The two afternoon panels examined What’s changed/changing in delivering and performing in C4ISR from a number of perspectives including allies, industry, government and across a number of subject areas such as cloud, talent, and culture.  Both of these panels built on themes that were identified in the morning.  In particular, it was noted that in Canada there is a lack of a security culture and in many respects, trust is enabled by a number of conditions such as an appropriate security clearance.  It was also reinforced that there is currently a gap between the CAF and industry on being able to procure C4ISR services/capabilities. Interestingly, the point was raised that industry is leveraging AI/ML to significant advantage in ways that could enable/translate to increased lethality/precision in the battlespace and how do we embrace these new technologies/processes.  More specifically, how do we pivot from a “sensor to shooter” paradigm to a “data to shooter” paradigm?  As important as security is, it must also be recognized that the more secure you make the data the slower it moves…which speaks to the importance of not “overclassifying” data, which appears to be the default setting for most militaries.  The concept of “professional humility” was also identified as an enabler in terms of seeking out expertise that an organization/individual may not have to better understand what “right looks like” in applying new technologies/concepts to improve ways of doing business. Finally, TRUST was highlighted as being instrumental to all of our collective success and the importance of enabling it through a fleet of “ships”: relationships, partnerships and mentorship, was underscored. 

The final keynote was presented by Mary Legere and John Burnham, who have extensive experience as senior leaders in the US military/industry/government.  They virtually attended the daylong conference and based on what they heard during the presentations, they were able to share insights that were relevant  from their US experience.  Equally as important as what they heard, was what they did not hear.  As such, they also provided a rich narrative around cloud, the importance of cloud and their lessons learned pertaining to cloud. 

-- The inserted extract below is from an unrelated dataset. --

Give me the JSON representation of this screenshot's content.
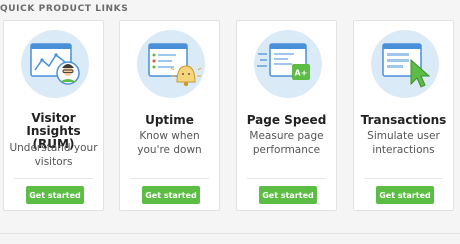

At the end of the conference, I was fortunate to provide a “wrap-up”.  I thanked Terri and the Vanguard team for their superb leadership bringing together the leaders in the room and virtually, to have the rich and informed conversation that we were able to have.  I also noted the truly exceptional calibre of those who participated in the conference and their significant contribution to elevating this important dialogue.  I reinforced the key themes highlighted in this article and indicated that I believe that industry and government are having two separate conversations on security, as well as procurement. 

As it pertains to procurement, no one would disagree that the nation requires a fair, open, and transparent procurement policy framework.  I would submit, based on my experience, that the challenge is when government refers to procurement it is typically referring to procuring “widgets”, for which the existing procurement system works well.  However, when industry speaks about procurement it is typically referring to digital capabilities/services for which the procurement system does not work well at all.  Closing this gap will be essential if Canada is to deliver on its digital aspirations/ambitions, particularly as it applies to the CAF. 

Similarly, when the government/CAF talks about security they are talking about confidential, secret, and top secret information, whereas industry is talking about “secure” information.   In this context, I am not referring to secret and top secret information, which I would argue is a small subset of the entirety of CAF data holdings, which absolutely needs to be protected appropriately.  However, for the vast majority of CAF data, if industry standard security is sufficient to protect an individual’s life savings and/or preclude access to an individual’s digital device, then I am more than confident that it is sufficient to protect the majority of CAF data holdings.  Elevating the dialogue on procurement and security would be time remarkably well spent by all stakeholders.  Until that happens, it will be difficult for the CAF to transition from “getting it” to “getting it right”. 

VAdm Ron Lloyd (Ret’d) was the Master of Ceremonies for C4ISR and Beyond 2023.